The practical value of a platform implementation is that teams do not need to build the type system, versioning infrastructure, lifecycle state machine, or trace pipeline from scratch. These are infrastructure concerns that every team implementing the ATOM/EMU model would otherwise need to solve independently — and solving them correctly is non-trivial. The model is the architecture; the platform is the implementation.
Applying the Mental Model: A Diagnostic Checklist
Whether or not you adopt ATOMs and EMUs as named concepts, the mental model they represent can be applied as a diagnostic for any AI decision system. Ask these questions about your current architecture:
- Are your decision inputs typed? Can you enumerate every fact that your decision logic evaluates, with its type, its source, and its valid value range? If the answer is "it depends on what the LLM extracts," your inputs are not typed — they are inferred, which means they are non-deterministic.
- Are your decision rules independently versioned? Can you retrieve the exact version of every rule that was active at a specific past timestamp? If rules are embedded in code or prompts, the answer is almost certainly no.
- Do your rules have lifecycle stages? Can you shadow-evaluate a rule change against live data before it enforces?
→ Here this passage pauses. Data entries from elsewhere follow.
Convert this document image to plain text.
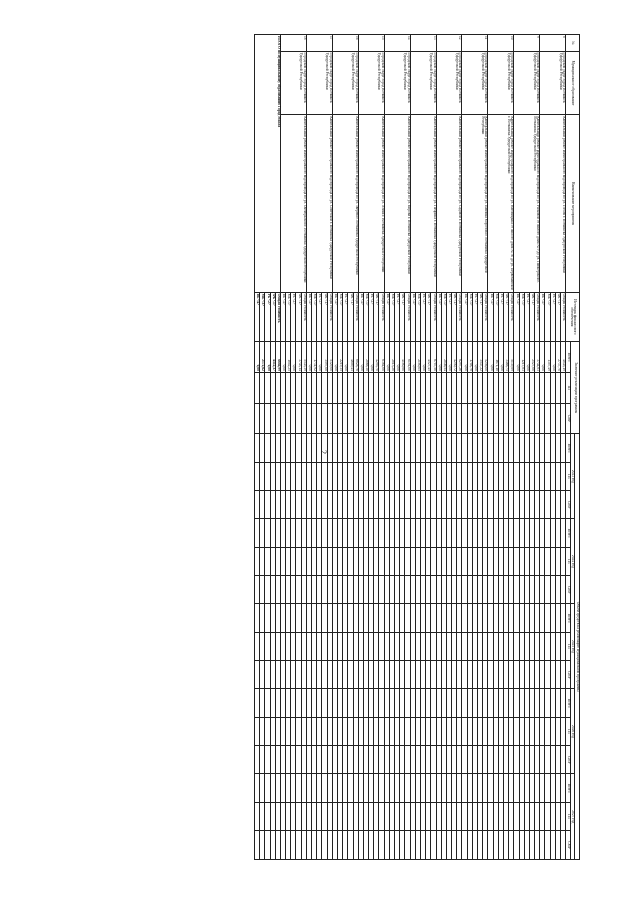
2
№	Муниципальное образование	Наименование мероприятия	Источник финансового обеспечения	Значение реализации программы			Объем средств на реализацию муниципальной программы														
							2023 год			2024 год			2025 год			2026 год			2027 год		
				Всего	ПЗ	СМР	Всего	ПЗ	СМР	Всего	ПЗ	СМР	Всего	ПЗ	СМР	Всего	ПЗ	СМР	Всего	ПЗ	СМР
8	Городской округ город Воткинск Удмуртской Республики	Капитальный ремонт магистрального водопровода по ул. Гоголя г. Воткинска Удмуртской Республики	Общая стоимость	4045,19																	
			ФБ <1>	2737,70																	
			РБ <2>	0,00																	
			МБ <3>	1307,49																	
			ВБ <4>	0,00																	
9	Городской округ город Воткинск Удмуртской Республики	Капитальный ремонт магистрального водопровода по ул. Расковой от жилого дома № 9 до ул. Пионерской г. Воткинска Удмуртской Республики	Общая стоимость	3744,83																	
			ФБ <1>	2527,00																	
			РБ <2>	0,00																	
			МБ <3>	1217,83																	
			ВБ <4>	0,00																	
10	Городской округ город Воткинск Удмуртской Республики	Капитальный ремонт магистрального водопровода по ул. Наговицына от жилого дома № 50 до ул. Первомайской г. Воткинска Удмуртской Республики	Общая стоимость	5139,89																	
			ФБ <1>	3468,71																	
			РБ <2>	0,00																	
			МБ <3>	1671,18																	
			ВБ <4>	0,00																	
11	Городской округ город Воткинск Удмуртской Республики	Капитальный ремонт магистрального водопровода по ул. Павлика Морозова г. Воткинска Удмуртской Республики	Общая стоимость	5256,00																	
			ФБ <1>	3547,22																	
			РБ <2>	0,00																	
			МБ <3>	1708,78																	
			ВБ <4>	0,00																	
12	Городской округ город Воткинск Удмуртской Республики	Капитальный ремонт магистрального водопровода по ул. Садовой г. Воткинска Удмуртской Республики	Общая стоимость	6297,26																	
			ФБ <1>	4250,72																	
			РБ <2>	0,00																	
			МБ <3>	2046,54																	
			ВБ <4>	0,00																	
13	Городской округ город Воткинск Удмуртской Республики	Капитальный ремонт магистрального водопровода по ул. Гагарина г. Воткинска Удмуртской Республики	Общая стоимость	6707,50																	
			ФБ <1>	4527,45																	
			РБ <2>	0,00																	
			МБ <3>	2180,05																	
			ВБ <4>	0,00																	
14	Городской округ город Воткинск Удмуртской Республики	Капитальный ремонт магистрального водопровода по ул. Кирова г. Воткинска Удмуртской Республики	Общая стоимость	6194,00																	
			ФБ <1>	4180,80																	
			РБ <2>	0,00																	
			МБ <3>	2013,20																	
			ВБ <4>	0,00																	
15	Городской округ город Воткинск Удмуртской Республики	Капитальный ремонт магистрального водопровода по ул. Азина г. Воткинска Удмуртской Республики	Общая стоимость	6364,00																	
			ФБ <1>	4295,70																	
			РБ <2>	0,00																	
			МБ <3>	2068,30																	
			ВБ <4>	0,00																	
16	Городской округ город Воткинск Удмуртской Республики	Капитальный ремонт магистрального водопровода по ул. Зверева г. Воткинска Удмуртской Республики	Общая стоимость	6828,76																	
			ФБ <1>	4609,41																	
			РБ <2>	0,00																	
			МБ <3>	2219,35																	
			ВБ <4>	0,00																	
17	Городской округ город Воткинск Удмуртской Республики	Капитальный ремонт магистрального водопровода по ул. Советской г. Воткинска Удмуртской Республики	Общая стоимость	5329,00																	
			ФБ <1>	3597,08																	
			РБ <2>	0,00																	
			МБ <3>	1731,92																	
			ВБ <4>	0,00																	
18	Городской округ город Воткинск Удмуртской Республики	Капитальный ремонт магистрального водопровода по ул. Октябрьской г. Воткинска Удмуртской Республики	Общая стоимость	5545,39																	
			ФБ <1>	3743,14																	
			РБ <2>	0,00																	
			МБ <3>	1802,25																	
			ВБ <4>	0,00																	
ИТОГО по муниципальному образованию Город Можга			Общая стоимость	6684,99																	
			ФБ <1>	4512,37																	
			РБ <2>	0,00																	
			МБ <3>	2172,62																	
			ВБ <4>	0,00																	
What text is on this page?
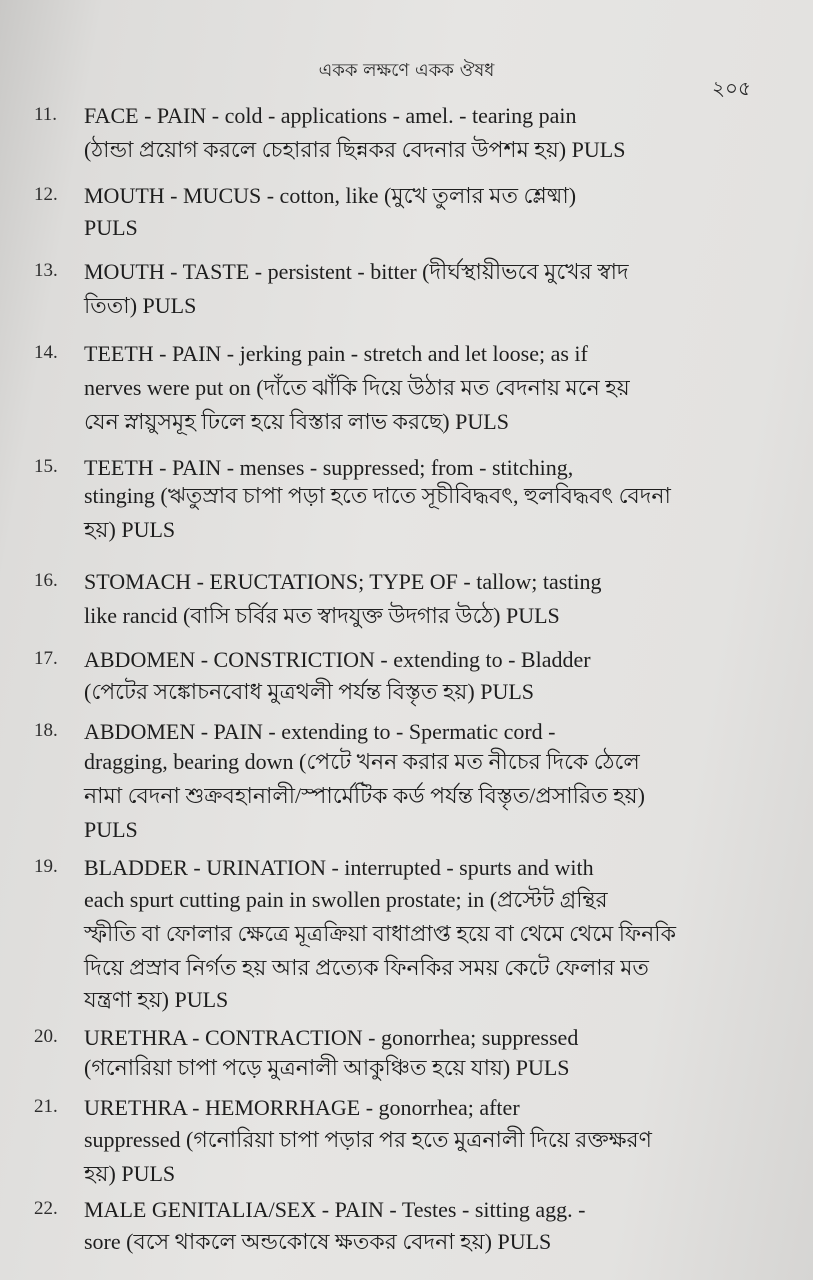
একক লক্ষণে একক ঔষধ
২০৫
11. FACE - PAIN - cold - applications - amel. - tearing pain
(ঠান্ডা প্রয়োগ করলে চেহারার ছিন্নকর বেদনার উপশম হয়) PULS
12. MOUTH - MUCUS - cotton, like (মুখে তুলার মত শ্লেষ্মা)
PULS
13. MOUTH - TASTE - persistent - bitter (দীর্ঘস্থায়ীভবে মুখের স্বাদ
তিতা) PULS
14. TEETH - PAIN - jerking pain - stretch and let loose; as if
nerves were put on (দাঁতে ঝাঁকি দিয়ে উঠার মত বেদনায় মনে হয়
যেন স্নায়ুসমূহ ঢিলে হয়ে বিস্তার লাভ করছে) PULS
15. TEETH - PAIN - menses - suppressed; from - stitching,
stinging (ঋতুস্রাব চাপা পড়া হতে দাতে সূচীবিদ্ধবৎ, হুলবিদ্ধবৎ বেদনা
হয়) PULS
16. STOMACH - ERUCTATIONS; TYPE OF - tallow; tasting
like rancid (বাসি চর্বির মত স্বাদযুক্ত উদগার উঠে) PULS
17. ABDOMEN - CONSTRICTION - extending to - Bladder
(পেটের সঙ্কোচনবোধ মুত্রথলী পর্যন্ত বিস্তৃত হয়) PULS
18. ABDOMEN - PAIN - extending to - Spermatic cord -
dragging, bearing down (পেটে খনন করার মত নীচের দিকে ঠেলে
নামা বেদনা শুক্রবহানালী/স্পার্মেটিক কর্ড পর্যন্ত বিস্তৃত/প্রসারিত হয়)
PULS
19. BLADDER - URINATION - interrupted - spurts and with
each spurt cutting pain in swollen prostate; in (প্রস্টেট গ্রন্থির
স্ফীতি বা ফোলার ক্ষেত্রে মূত্রক্রিয়া বাধাপ্রাপ্ত হয়ে বা থেমে থেমে ফিনকি
দিয়ে প্রস্রাব নির্গত হয় আর প্রত্যেক ফিনকির সময় কেটে ফেলার মত
যন্ত্রণা হয়) PULS
20. URETHRA - CONTRACTION - gonorrhea; suppressed
(গনোরিয়া চাপা পড়ে মুত্রনালী আকুঞ্চিত হয়ে যায়) PULS
21. URETHRA - HEMORRHAGE - gonorrhea; after
suppressed (গনোরিয়া চাপা পড়ার পর হতে মুত্রনালী দিয়ে রক্তক্ষরণ
হয়) PULS
22. MALE GENITALIA/SEX - PAIN - Testes - sitting agg. -
sore (বসে থাকলে অন্ডকোষে ক্ষতকর বেদনা হয়) PULS
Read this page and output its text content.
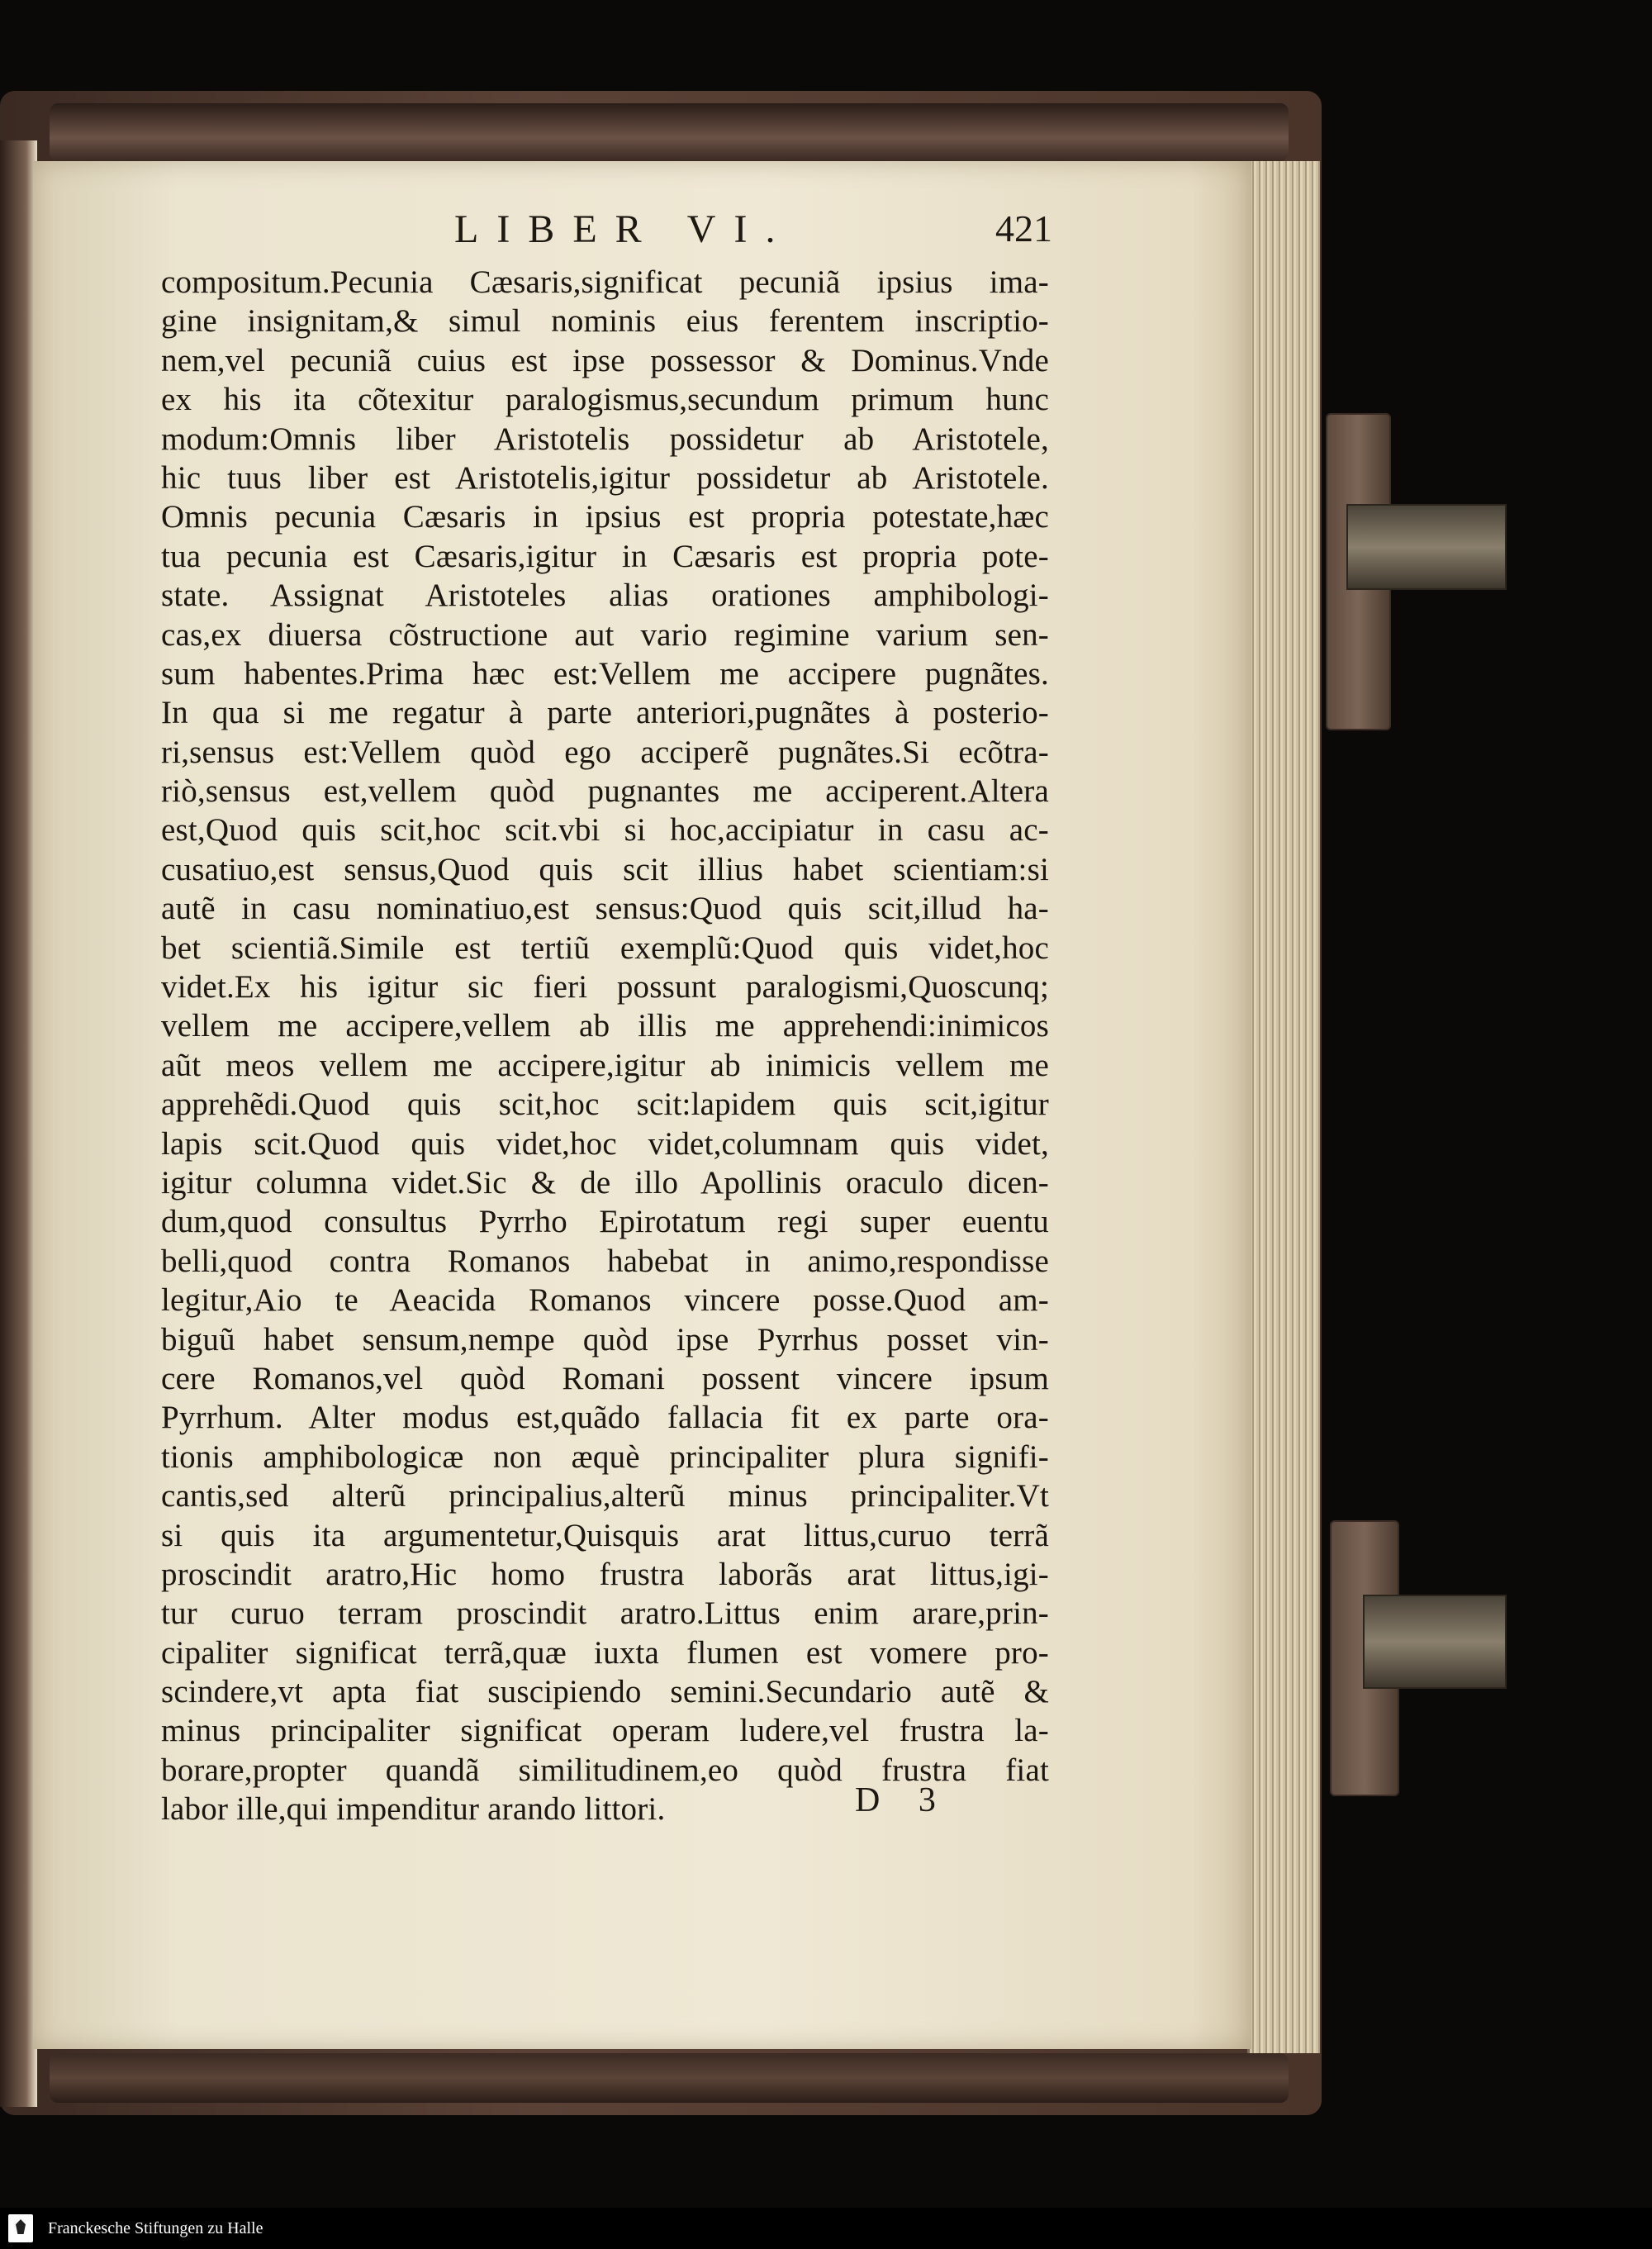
LIBER VI.	421
compositum.Pecunia Cæsaris,significat pecuniã ipsius ima-
gine insignitam,& simul nominis eius ferentem inscriptio-
nem,vel pecuniã cuius est ipse possessor & Dominus.Vnde
ex his ita cõtexitur paralogismus,secundum primum hunc
modum:Omnis liber Aristotelis possidetur ab Aristotele,
hic tuus liber est Aristotelis,igitur possidetur ab Aristotele.
Omnis pecunia Cæsaris in ipsius est propria potestate,hæc
tua pecunia est Cæsaris,igitur in Cæsaris est propria pote-
state. Assignat Aristoteles alias orationes amphibologi-
cas,ex diuersa cõstructione aut vario regimine varium sen-
sum habentes.Prima hæc est:Vellem me accipere pugnãtes.
In qua si me regatur à parte anteriori,pugnãtes à posterio-
ri,sensus est:Vellem quòd ego acciperẽ pugnãtes.Si ecõtra-
riò,sensus est,vellem quòd pugnantes me acciperent.Altera
est,Quod quis scit,hoc scit.vbi si hoc,accipiatur in casu ac-
cusatiuo,est sensus,Quod quis scit illius habet scientiam:si
autẽ in casu nominatiuo,est sensus:Quod quis scit,illud ha-
bet scientiã.Simile est tertiũ exemplũ:Quod quis videt,hoc
videt.Ex his igitur sic fieri possunt paralogismi,Quoscunq;
vellem me accipere,vellem ab illis me apprehendi:inimicos
aũt meos vellem me accipere,igitur ab inimicis vellem me
apprehẽdi.Quod quis scit,hoc scit:lapidem quis scit,igitur
lapis scit.Quod quis videt,hoc videt,columnam quis videt,
igitur columna videt.Sic & de illo Apollinis oraculo dicen-
dum,quod consultus Pyrrho Epirotatum regi super euentu
belli,quod contra Romanos habebat in animo,respondisse
legitur,Aio te Aeacida Romanos vincere posse.Quod am-
biguũ habet sensum,nempe quòd ipse Pyrrhus posset vin-
cere Romanos,vel quòd Romani possent vincere ipsum
Pyrrhum. Alter modus est,quãdo fallacia fit ex parte ora-
tionis amphibologicæ non æquè principaliter plura signifi-
cantis,sed alterũ principalius,alterũ minus principaliter.Vt
si quis ita argumentetur,Quisquis arat littus,curuo terrã
proscindit aratro,Hic homo frustra laborãs arat littus,igi-
tur curuo terram proscindit aratro.Littus enim arare,prin-
cipaliter significat terrã,quæ iuxta flumen est vomere pro-
scindere,vt apta fiat suscipiendo semini.Secundario autẽ &
minus principaliter significat operam ludere,vel frustra la-
borare,propter quandã similitudinem,eo quòd frustra fiat
labor ille,qui impenditur arando littori.	D 3
Franckesche Stiftungen zu Halle
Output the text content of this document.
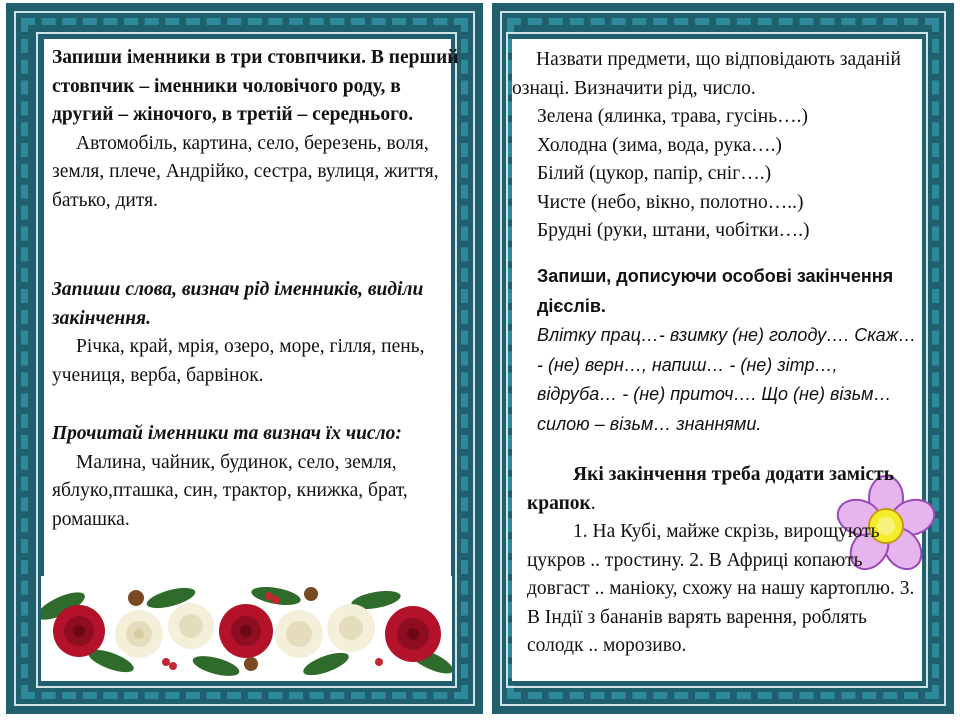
Запиши іменники в три стовпчики. В перший стовпчик – іменники чоловічого роду, в другий – жіночого, в третій – середнього.
Автомобіль, картина, село, березень, воля, земля, плече, Андрійко, сестра, вулиця, життя, батько, дитя.
Запиши слова, визнач рід іменників, виділи закінчення.
Річка, край, мрія, озеро, море, гілля, пень, учениця, верба, барвінок.
Прочитай іменники та визнач їх число:
Малина, чайник, будинок, село, земля, яблуко,пташка, син, трактор, книжка, брат, ромашка.
Назвати предмети, що відповідають заданій ознаці. Визначити рід, число.
Зелена (ялинка, трава, гусінь….)
Холодна (зима, вода, рука….)
Білий (цукор, папір, сніг….)
Чисте (небо, вікно, полотно…..)
Брудні (руки, штани, чобітки….)
Запиши, дописуючи особові закінчення дієслів.
Влітку прац…- взимку (не) голоду…. Скаж… - (не) верн…, напиш… - (не) зітр…, відруба… - (не) приточ…. Що (не) візьм… силою – візьм… знаннями.
Які закінчення треба додати замість крапок.
1. На Кубі, майже скрізь, вирощують цукров .. тростину. 2. В Африці копають довгаст .. маніоку, схожу на нашу картоплю. 3. В Індії з бананів варять варення, роблять солодк .. морозиво.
If rule changes go directly to production, you have no lifecycle management.
- Do you have automatic decision traces? Is every evaluation recorded with the inputs evaluated and the rule versions applied? If traces require manual instrumentation, they are incomplete by definition — wherever instrumentation is missing, decisions are invisible.
- Can you identify unreachable rules? Can you verify, before deployment, that every rule in your system can actually fire given the current input sources? If not, you may have governance controls that exist on paper but never execute. For a deep exploration of this problem, see ATOMs, EMUs, and the Decision Plane, specifically the section on deterministic decision authority.
Each "no" represents an architectural gap between what your system does and what governed AI decision-making requires. The ATOM/EMU model is one way to close those gaps. It is not the only way — but it provides a concrete vocabulary for naming the problems and a concrete architecture for solving them.